40 famílias da Vila Nori se preparam para receber novas moradias

Ao todo o conjunto Moradias Maringá I vai abrigar 156 famílias.

A dona de casa Sílvia do Rocio Pires já começou a encaixotar seus pertences visando a mudança que fará em dezembro. Ela e outras 39 famílias serão transferidas da ocupação irregular Vila Nori, no Pilarzinho, para novas casas construídas no Moradias Maringá I, no Cachoeira. O empreendimento do programa habitacional do município teve suas obras retomadas em março, após terem sido paralisadas na gestão anterior.


“É uma ansiedade muito grande, estou contando os dias. Tantos anos de espera por esse momento que agora está chegando. Sou muito grata ao prefeito por terminar as casas que estavam abandonadas. De tão ansiosa já comecei a encaixotar minhas coisas”, destaca Sílvia.


Ao todo, o conjunto Moradias Maringá I vai abrigar 156 famílias. As 94 casas térreas e 62 sobrados já deveriam estar habitados, porém, as obras iniciadas em 2009, sofreram duas interrupções, a primeira em 2011, e a outra em 2015, por conta do abandono das empresas que haviam sido licitadas para execução dos serviços.


Desde a retomada da obra em março deste ano, 21 unidades foram entregues em setembro, 40 serão liberadas em dezembro e as outras 95 serão concluídas no primeiro semestre de 2018. “Estamos transferindo as famílias na medida que a obra avança. Na Vila Nori haverá abertura de ruas e outras obras de urbanização, após a transferência dos moradores”, explica o presidente da Companhia de Habitação Popular de Curitiba (Cohab), José Lupion Neto.

Preparação
O serviço social da Cohab acompanha as famílias nos preparativos, presta apoio durante a mudança e também realiza trabalho de pós-ocupação, com objetivo de facilitar o processo de adaptação à nova realidade em que as famílias são inseridas.


Nestas semanas que antecedem a mudança, os moradores estão sendo orientados em relação à demolição da moradia antiga.
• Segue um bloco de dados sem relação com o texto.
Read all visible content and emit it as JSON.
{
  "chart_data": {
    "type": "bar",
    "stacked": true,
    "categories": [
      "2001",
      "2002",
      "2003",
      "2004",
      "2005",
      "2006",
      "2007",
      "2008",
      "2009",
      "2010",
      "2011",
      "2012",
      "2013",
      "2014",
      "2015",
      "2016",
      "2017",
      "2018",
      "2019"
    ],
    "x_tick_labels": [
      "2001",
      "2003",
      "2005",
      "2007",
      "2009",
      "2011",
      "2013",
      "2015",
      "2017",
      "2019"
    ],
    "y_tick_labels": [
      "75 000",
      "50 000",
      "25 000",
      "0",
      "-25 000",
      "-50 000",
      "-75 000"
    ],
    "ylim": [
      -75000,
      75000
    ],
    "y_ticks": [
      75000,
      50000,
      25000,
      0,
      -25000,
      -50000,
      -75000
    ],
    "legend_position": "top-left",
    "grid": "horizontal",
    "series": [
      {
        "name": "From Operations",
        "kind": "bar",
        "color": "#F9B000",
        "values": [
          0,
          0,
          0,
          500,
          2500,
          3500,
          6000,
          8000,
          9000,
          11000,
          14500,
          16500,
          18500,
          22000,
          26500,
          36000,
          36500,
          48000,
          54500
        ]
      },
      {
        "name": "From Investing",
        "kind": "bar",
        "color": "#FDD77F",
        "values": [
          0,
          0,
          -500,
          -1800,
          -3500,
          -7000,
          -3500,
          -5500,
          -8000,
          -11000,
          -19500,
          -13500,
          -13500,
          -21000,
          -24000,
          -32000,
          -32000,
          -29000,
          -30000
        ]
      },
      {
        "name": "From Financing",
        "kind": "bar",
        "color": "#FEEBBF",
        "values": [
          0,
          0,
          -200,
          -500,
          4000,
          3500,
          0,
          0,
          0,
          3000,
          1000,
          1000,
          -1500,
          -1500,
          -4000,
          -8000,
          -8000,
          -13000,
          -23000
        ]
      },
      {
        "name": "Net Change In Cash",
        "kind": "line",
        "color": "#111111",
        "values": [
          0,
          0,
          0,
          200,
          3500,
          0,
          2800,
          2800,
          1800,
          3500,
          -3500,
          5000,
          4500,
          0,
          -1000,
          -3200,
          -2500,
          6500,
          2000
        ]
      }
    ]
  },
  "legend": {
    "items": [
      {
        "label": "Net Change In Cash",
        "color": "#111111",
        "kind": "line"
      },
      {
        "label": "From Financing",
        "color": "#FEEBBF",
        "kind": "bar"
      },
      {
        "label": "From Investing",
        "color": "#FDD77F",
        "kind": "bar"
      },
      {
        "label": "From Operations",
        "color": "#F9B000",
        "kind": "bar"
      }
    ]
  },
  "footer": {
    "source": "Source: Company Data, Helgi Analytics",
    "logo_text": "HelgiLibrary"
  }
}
Nos projetos de reassentamento, logo após a mudança, as casas situadas nas áreas irregulares são demolidas para evitar que sejam novamente ocupadas. É o momento em que as famílias se organizam para retirar objetos com algum valor de venda ou que possam ser reaproveitados na casa nova, como janelas, portas e telhas em bom estado.


Também foi realizado um levantamento a respeito do número de animais domésticos para futura castração e colocação de microchip. Os moradores que trabalham com coleta de materiais recicláveis foram instruídos a manter o terreno limpo e organizado para evitar a proliferação de ratos e insetos.
Nos próximos dias 27 e 28, os moradores beneficiados vão participar de uma vistoria em seus novos imóveis. É a última etapa antes da entrega das chaves.

Vila Nori
A Vila Nori é uma das poucas ocupações irregulares da cidade em área de morro. Surgida há mais de 30 anos, o local também possui restrição ambiental porque ali se encontra um fundo de vale. As famílias ocupantes correm riscos de deslizamentos de terra e de alagamentos.


A comerciante Luzia Pereira dos Santos vive no local há 21 anos. Construiu uma casa grande em local impróprio e está feliz em sair de lá, mesmo recebendo uma moradia menor do programa habitacional. “De que adianta uma casa grande se não terei o documento de posse dela e ainda por cima em lugar que sempre alaga. Prefiro uma casa menor em lugar seguro e que vai estar oficialmente em meu nome”, afirma.


O projeto de urbanização da Vila Nori inclui também obras de recuperação ambiental nas margens de rio que foram degradadas pela ocupação indevida. O investimento total no projeto é de R$ 8,7 milhões, recursos do Banco Interamericano de Desenvolvimento (BID), da Caixa Econômica Federal e do município.